People need currency to conduct financial transactions in the economy. The demand function for currency says that lesser quantities of currency are demanded when interest rates are high, and larger quantities are in demand when rates are low. Currency supply, on the other hand, is generally fixed at any one point in time. Supply, however, can be changed through monetary intervention, which happened in 2020. Since the supply of currency is generally a fixed quantity, the rates on money are changed and set by shifts in demand to hold currency.
Why does anyone want to hold currency? People will want to hold currency for all sorts of reasons. Two hypothetical examples might be to finance a home project or to expand a business. A home project will require either currency, a loan of currency, or both. In addition, a business owner that is in demand for currency can obtain it by issuing debt or equity certificates. Therefore, it should become apparent that when rates on money are low, people will become more inclined to consume and invest, which drives demand for more currency in the process. On the contrary, when rates on money are high, people are more incentivized to keep their assets tied up in high interest-bearing accounts and minimize currency transactions in the economy.
Therefore, the demand for currency should say something about the level of confidence in the economy. Increasing consumption and investment are trends when confidence is usually strong, and we have observed a positive sentiment shift recently in these areas. However, a shift to increased currency demand will put upward pressure on interest rates when the supply of that currency is fixed. Therefore, the latest interest rate increases may actually serve as an expansionary sign for the economy and a monetary system that is operating as intended.
There are many types of bond-related assets that can serve as a proxy for currency demand. One of the more common markets to consider is the market for US treasuries. US treasuries are a close substitute for a default-free asset, because of their guarantees and fungibility. Therefore, the rates quoted on US treasuries are a close approximation of the rates that are used to clear the supply and demand of currency transactions. In recent weeks, rates on treasury notes and bonds moved higher. The increase in rates led to a steepening of the yield curve, which means that longer-term bond yields rose by more than shorter-term bond yields. In addition, the rate changes were not motivated by inflation worries, but were brought on by improved growth expectations. This was a turn of events compared to the prior twelve months when interest rates were being moved based on inflation expectations.
The recent steepening of the yield curve is being taken as a healthy indicator of economic activity. The rise of longer-dated rates is thought to reflect a positive change for preferences to hold currency. Instead of keeping currency locked up in low government yields, people were thought to be demanding currency for reasons that are linked to consumption and investment. The natural effect of such a demand shift, however, is an uptick in the interest rates as we have seen in recent weeks. However, these interest rate increases are actually a good thing as long as the currency is being used in procyclical transactions that expand consumption and investment.

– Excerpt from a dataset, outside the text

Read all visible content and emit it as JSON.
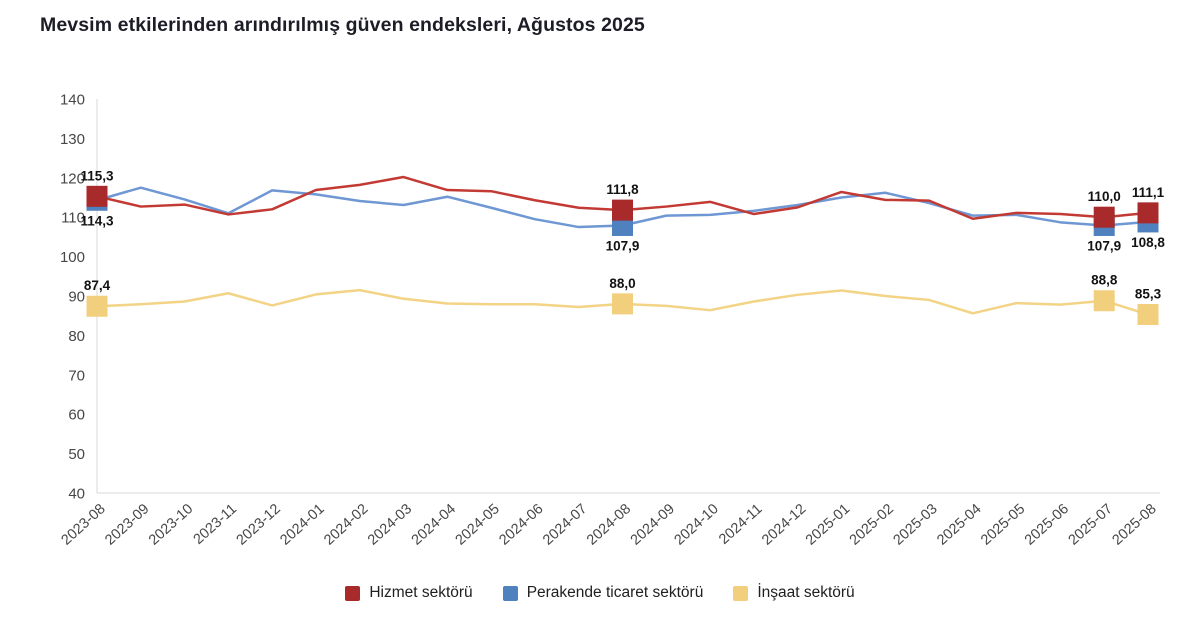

Still, jitters can be sent into the stock market as interest rates start to climb. But any sort of stock market selling may also be linked to people simply wanting their currency back for other endeavors. When there is confidence, people can be motivated to cash in on their stock market profits and direct their currency towards other expenditures that are expansionary for the economy. People that choose to consume or invest are participating in the expansion of economic growth. Economic expansions are responsible for stock dividend growth and dividends are a critical component of stock returns. So, as long as stock dividends grow based on people doing more with currency transactions, stock valuations should continue to do well, despite having some dips along the way due to certain investors’ preference for liquidity.